Why Do So Many People in Their 30s and 40s Feel So Unseen by Their Parents?
Well, technically, the short answer is “I don’t know.”
But, I’ve got a very good theory!
For those of us now in our 30s and 40s, our parents are aging into their 60s, 70s, and beyond. And with that comes a collision of generations—values, norms, and needs that don’t always align. One of the most persistent frustrations I hear from clients in our age range is simple, yet profound:
“I don’t feel seen by my parents.”
They’re not usually talking about rejection or abuse—although those things certainly exist. More often, the issue is subtler. Their parents may love them deeply, may even say the words—but there’s a disconnect. A way in which they are not recognized. Not attuned to. Not fully met.
And over time, that invisibility starts to hurt.
The Inheritance of Emotional Frugality
To understand this rupture, we have to look backward. Our parents—those now in their 60s and 70s—were raised by people who lived through some combination of World Wars I and II, the Great Depression, and thei cultural aftershocks. Many of their parents were stuck in survival mode. The message, overt or implied, was clear: If you have food, clothing, and shelter, you have nothing to complain about.
It wasn’t that those generations didn’t love their children (i.e., our parents). But their version of love was practical, not emotional. Emotions weren’t attended to. Emotional needs probably weren’t viewed as valid. If a child was sad or lonely, they were told to go outside, play, get some fresh air. Rub some dirt on it. Laugh it off.
And so many of our parents grew up not feeling seen—because they weren’t. They were taught that hardship is life, and the only solution is stoicism.
An Unconscious Preoperational Loop of Egocentrism
That inheritance gets passed down. Children who grow up emotionally unseen don’t simply “get over it.” Many become adults still craving to be noticed.
Ahem. Enter some of our parents.
Many of them never really resolved this need and so, unconsciously, began using us—their children—as their audience. They monologue. They dominate conversations. They seek affirmation. They tell us all about themselves, seemingly fixated on their own internal world, while never thinking to ask about ours.
And when we grew up, the dynamic didn’t. We continued being “good kids”—listening, accommodating, deferring. And now, we find ourselves frustrated by the imbalance. Many of us sit across from our parents at holiday time, imaginally rolling our eyes, and thinking:
“Can you ask me a question for once?”
“Can you stop talking about yourself and get to know me!?!?”
It’s a sort of unconscious egocentrism in the most classic Piagetian sense of the word. In a way, many of them are stuck in a preoperational stage in which they struggle to truly take on, empathize with, consider, or appreciate another person’s point of view, whether it is perceptually, emotionally, or cognitively.
And they endlessly replay this loop, unconsciously fantasizing the need will be met now…by their children (or important others in their environment).
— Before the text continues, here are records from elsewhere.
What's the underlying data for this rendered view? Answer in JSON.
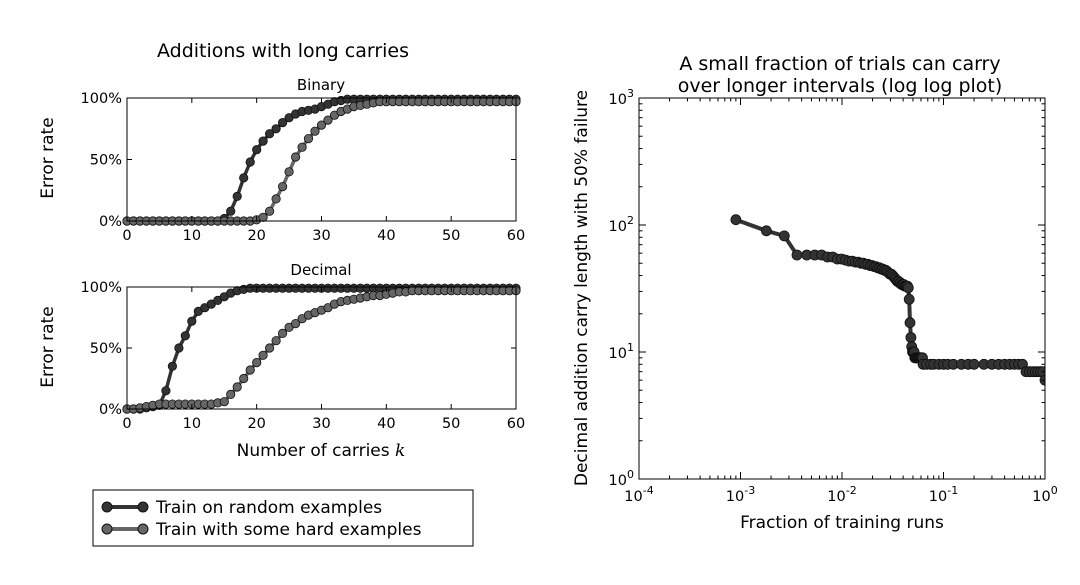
{
  "chart_data": [
    {
      "type": "line",
      "title": "Additions with long carries",
      "subtitle": "Binary",
      "xlabel": "",
      "ylabel": "Error rate",
      "xlim": [
        0,
        60
      ],
      "ylim": [
        0,
        100
      ],
      "xticks": [
        "0",
        "10",
        "20",
        "30",
        "40",
        "50",
        "60"
      ],
      "yticks": [
        "0%",
        "50%",
        "100%"
      ],
      "series": [
        {
          "name": "Train on random examples",
          "color": "#333333",
          "x": [
            0,
            1,
            2,
            3,
            4,
            5,
            6,
            7,
            8,
            9,
            10,
            11,
            12,
            13,
            14,
            15,
            16,
            17,
            18,
            19,
            20,
            21,
            22,
            23,
            24,
            25,
            26,
            27,
            28,
            29,
            30,
            31,
            32,
            33,
            34,
            35,
            36,
            37,
            38,
            39,
            40,
            41,
            42,
            43,
            44,
            45,
            46,
            47,
            48,
            49,
            50,
            51,
            52,
            53,
            54,
            55,
            56,
            57,
            58,
            59,
            60
          ],
          "values": [
            0,
            0,
            0,
            0,
            0,
            0,
            0,
            0,
            0,
            0,
            0,
            0,
            0,
            0,
            0,
            2,
            8,
            20,
            35,
            48,
            58,
            65,
            71,
            75,
            80,
            84,
            87,
            89,
            90,
            91,
            93,
            95,
            97,
            98,
            99,
            99,
            99,
            99,
            99,
            99,
            99,
            99,
            99,
            99,
            99,
            99,
            99,
            99,
            99,
            99,
            99,
            99,
            99,
            99,
            99,
            99,
            99,
            99,
            99,
            99,
            99
          ]
        },
        {
          "name": "Train with some hard examples",
          "color": "#666666",
          "x": [
            0,
            1,
            2,
            3,
            4,
            5,
            6,
            7,
            8,
            9,
            10,
            11,
            12,
            13,
            14,
            15,
            16,
            17,
            18,
            19,
            20,
            21,
            22,
            23,
            24,
            25,
            26,
            27,
            28,
            29,
            30,
            31,
            32,
            33,
            34,
            35,
            36,
            37,
            38,
            39,
            40,
            41,
            42,
            43,
            44,
            45,
            46,
            47,
            48,
            49,
            50,
            51,
            52,
            53,
            54,
            55,
            56,
            57,
            58,
            59,
            60
          ],
          "values": [
            0,
            0,
            0,
            0,
            0,
            0,
            0,
            0,
            0,
            0,
            0,
            0,
            0,
            0,
            0,
            0,
            0,
            0,
            0,
            0,
            1,
            3,
            8,
            18,
            28,
            40,
            52,
            60,
            67,
            73,
            78,
            82,
            86,
            89,
            91,
            93,
            94,
            95,
            96,
            97,
            97,
            97,
            97,
            97,
            97,
            97,
            97,
            97,
            97,
            97,
            97,
            97,
            97,
            97,
            97,
            97,
            97,
            97,
            97,
            97,
            97
          ]
        }
      ]
    },
    {
      "type": "line",
      "subtitle": "Decimal",
      "xlabel": "Number of carries k",
      "xlabel_text": "Number of carries ",
      "xlabel_var": "k",
      "ylabel": "Error rate",
      "xlim": [
        0,
        60
      ],
      "ylim": [
        0,
        100
      ],
      "xticks": [
        "0",
        "10",
        "20",
        "30",
        "40",
        "50",
        "60"
      ],
      "yticks": [
        "0%",
        "50%",
        "100%"
      ],
      "series": [
        {
          "name": "Train on random examples",
          "color": "#333333",
          "x": [
            0,
            1,
            2,
            3,
            4,
            5,
            6,
            7,
            8,
            9,
            10,
            11,
            12,
            13,
            14,
            15,
            16,
            17,
            18,
            19,
            20,
            21,
            22,
            23,
            24,
            25,
            26,
            27,
            28,
            29,
            30,
            31,
            32,
            33,
            34,
            35,
            36,
            37,
            38,
            39,
            40,
            41,
            42,
            43,
            44,
            45,
            46,
            47,
            48,
            49,
            50,
            51,
            52,
            53,
            54,
            55,
            56,
            57,
            58,
            59,
            60
          ],
          "values": [
            0,
            0,
            0,
            1,
            2,
            3,
            15,
            35,
            50,
            60,
            72,
            80,
            83,
            86,
            89,
            92,
            95,
            97,
            98,
            99,
            99,
            99,
            99,
            99,
            99,
            99,
            99,
            99,
            99,
            99,
            99,
            99,
            99,
            99,
            99,
            99,
            99,
            99,
            99,
            99,
            99,
            99,
            99,
            99,
            99,
            99,
            99,
            99,
            99,
            99,
            99,
            99,
            99,
            99,
            99,
            99,
            99,
            99,
            99,
            99,
            99
          ]
        },
        {
          "name": "Train with some hard examples",
          "color": "#666666",
          "x": [
            0,
            1,
            2,
            3,
            4,
            5,
            6,
            7,
            8,
            9,
            10,
            11,
            12,
            13,
            14,
            15,
            16,
            17,
            18,
            19,
            20,
            21,
            22,
            23,
            24,
            25,
            26,
            27,
            28,
            29,
            30,
            31,
            32,
            33,
            34,
            35,
            36,
            37,
            38,
            39,
            40,
            41,
            42,
            43,
            44,
            45,
            46,
            47,
            48,
            49,
            50,
            51,
            52,
            53,
            54,
            55,
            56,
            57,
            58,
            59,
            60
          ],
          "values": [
            0,
            0,
            1,
            2,
            3,
            4,
            4,
            4,
            4,
            4,
            4,
            4,
            4,
            4,
            5,
            6,
            12,
            18,
            25,
            32,
            38,
            44,
            50,
            56,
            62,
            67,
            70,
            74,
            77,
            79,
            81,
            83,
            86,
            88,
            89,
            90,
            91,
            92,
            93,
            93,
            94,
            95,
            96,
            96,
            97,
            97,
            97,
            97,
            97,
            97,
            97,
            97,
            97,
            97,
            97,
            97,
            97,
            97,
            97,
            97,
            97
          ]
        }
      ]
    },
    {
      "type": "line",
      "title_lines": [
        "A small fraction of trials can carry",
        "over longer intervals (log log plot)"
      ],
      "xlabel": "Fraction of training runs",
      "ylabel": "Decimal addition carry length with 50% failure",
      "xscale": "log",
      "yscale": "log",
      "xlim": [
        0.0001,
        1
      ],
      "ylim": [
        1,
        1000
      ],
      "xticks": [
        {
          "base": "10",
          "exp": "-4"
        },
        {
          "base": "10",
          "exp": "-3"
        },
        {
          "base": "10",
          "exp": "-2"
        },
        {
          "base": "10",
          "exp": "-1"
        },
        {
          "base": "10",
          "exp": "0"
        }
      ],
      "yticks": [
        {
          "base": "10",
          "exp": "0"
        },
        {
          "base": "10",
          "exp": "1"
        },
        {
          "base": "10",
          "exp": "2"
        },
        {
          "base": "10",
          "exp": "3"
        }
      ],
      "series": [
        {
          "name": "carry length",
          "color": "#333333",
          "x": [
            0.0009,
            0.0018,
            0.0027,
            0.0036,
            0.0045,
            0.0054,
            0.0063,
            0.0072,
            0.0081,
            0.009,
            0.0099,
            0.0108,
            0.0117,
            0.0126,
            0.0135,
            0.0144,
            0.0153,
            0.0162,
            0.0171,
            0.018,
            0.0189,
            0.0198,
            0.0207,
            0.0216,
            0.0225,
            0.0234,
            0.0243,
            0.0252,
            0.0261,
            0.027,
            0.0279,
            0.0288,
            0.0297,
            0.0306,
            0.0315,
            0.0324,
            0.0333,
            0.0342,
            0.0351,
            0.036,
            0.0369,
            0.0378,
            0.0387,
            0.0396,
            0.0405,
            0.0414,
            0.0423,
            0.0432,
            0.0441,
            0.045,
            0.0459,
            0.0468,
            0.0477,
            0.0486,
            0.0495,
            0.0504,
            0.0513,
            0.0522,
            0.0531,
            0.054,
            0.0549,
            0.0558,
            0.0567,
            0.0576,
            0.0585,
            0.0594,
            0.0603,
            0.0612,
            0.0621,
            0.063,
            0.068,
            0.075,
            0.08,
            0.09,
            0.1,
            0.11,
            0.125,
            0.15,
            0.175,
            0.2,
            0.25,
            0.3,
            0.35,
            0.4,
            0.45,
            0.5,
            0.55,
            0.6,
            0.65,
            0.7,
            0.75,
            0.8,
            0.85,
            0.9,
            0.95,
            1.0
          ],
          "values": [
            110,
            90,
            82,
            58,
            58,
            58,
            58,
            56,
            56,
            54,
            54,
            53,
            52,
            52,
            51,
            51,
            50,
            50,
            49,
            49,
            48,
            48,
            47,
            47,
            46,
            46,
            45,
            45,
            44,
            44,
            43,
            42,
            41,
            41,
            40,
            39,
            38,
            37,
            36,
            36,
            35,
            35,
            34,
            34,
            34,
            33,
            33,
            33,
            33,
            32,
            26,
            17,
            13,
            11,
            10,
            10,
            10,
            9,
            9,
            9,
            9,
            9,
            9,
            9,
            9,
            9,
            9,
            9,
            9,
            8,
            8,
            8,
            8,
            8,
            8,
            8,
            8,
            8,
            8,
            8,
            8,
            8,
            8,
            8,
            8,
            8,
            8,
            8,
            7,
            7,
            7,
            7,
            7,
            7,
            7,
            6
          ]
        }
      ]
    }
  ],
  "legend": {
    "placement": "bottom-left",
    "items": [
      "Train on random examples",
      "Train with some hard examples"
    ]
  }
}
Only, when these impulses are unconscious, it’s damn near impossible to gratify the need because you never understand it’s there in the first place.
Why It Hurts More Now
I believe these patterns come into sharper focus in our 30s and 40s because it is the season of life when many of us are becoming parents ourselves. We see how we feel about and act towards our children. We noticed our keen interest in their experiences.
And we can’t help but wonder why our parents didn’t feel and act this way, too.
Sadly, I think the capacity was originally within them but buried under the sands of unmet needs for feeling seen, known, and heard in early childhood.
Some clients have said to me: “I never realized how much I did for my parents emotionally until I had kids of my own.” Others note how absurd it now seems that their parents still talk “at them” rather than “with them.” They still forget key details. They still don’t ask how we’re doing.
And what once felt like “just how my parents are” now feels like loss. Like grief. Because we realize: We’re probably not going to get it from them.
Breaking the Cycle
But here’s the hope.
Our generation—Gen X, Millennials, and those after—has started doing something radical: We’ve normalized therapy. We’ve begun talking about emotional needs without shame. We’ve said, collectively, “The buck stops here.”
We are the ones who said: “That wasn’t good enough. We can do better.”
We’re trying to raise kids we actually are attuned with. We’re learning how to co-regulate, how to apologize, how to be present. And many of us are beginning the long, messy process of healing our own wounds—so we don’t pass them along.
What Now?
For some, that means confronting our parents. Telling them what we need. Asking to be seen. Sometimes, they hear us and we feel met-in-the-middle. That’s gravy because, other times, they just can’t get there.
And that’s part of the grief, too.
For others, it means creating the kind of family—chosen or biological—that gives us what we didn’t get. It means learning to believe our needs are not burdens. That we are not too much. That we deserve to be met.
And for all of us, it means allowing ourselves to want something better. Even if we never get it from our parents, we can learn to give it to ourselves—and to those we love.
It’s not too late to stop the cycle.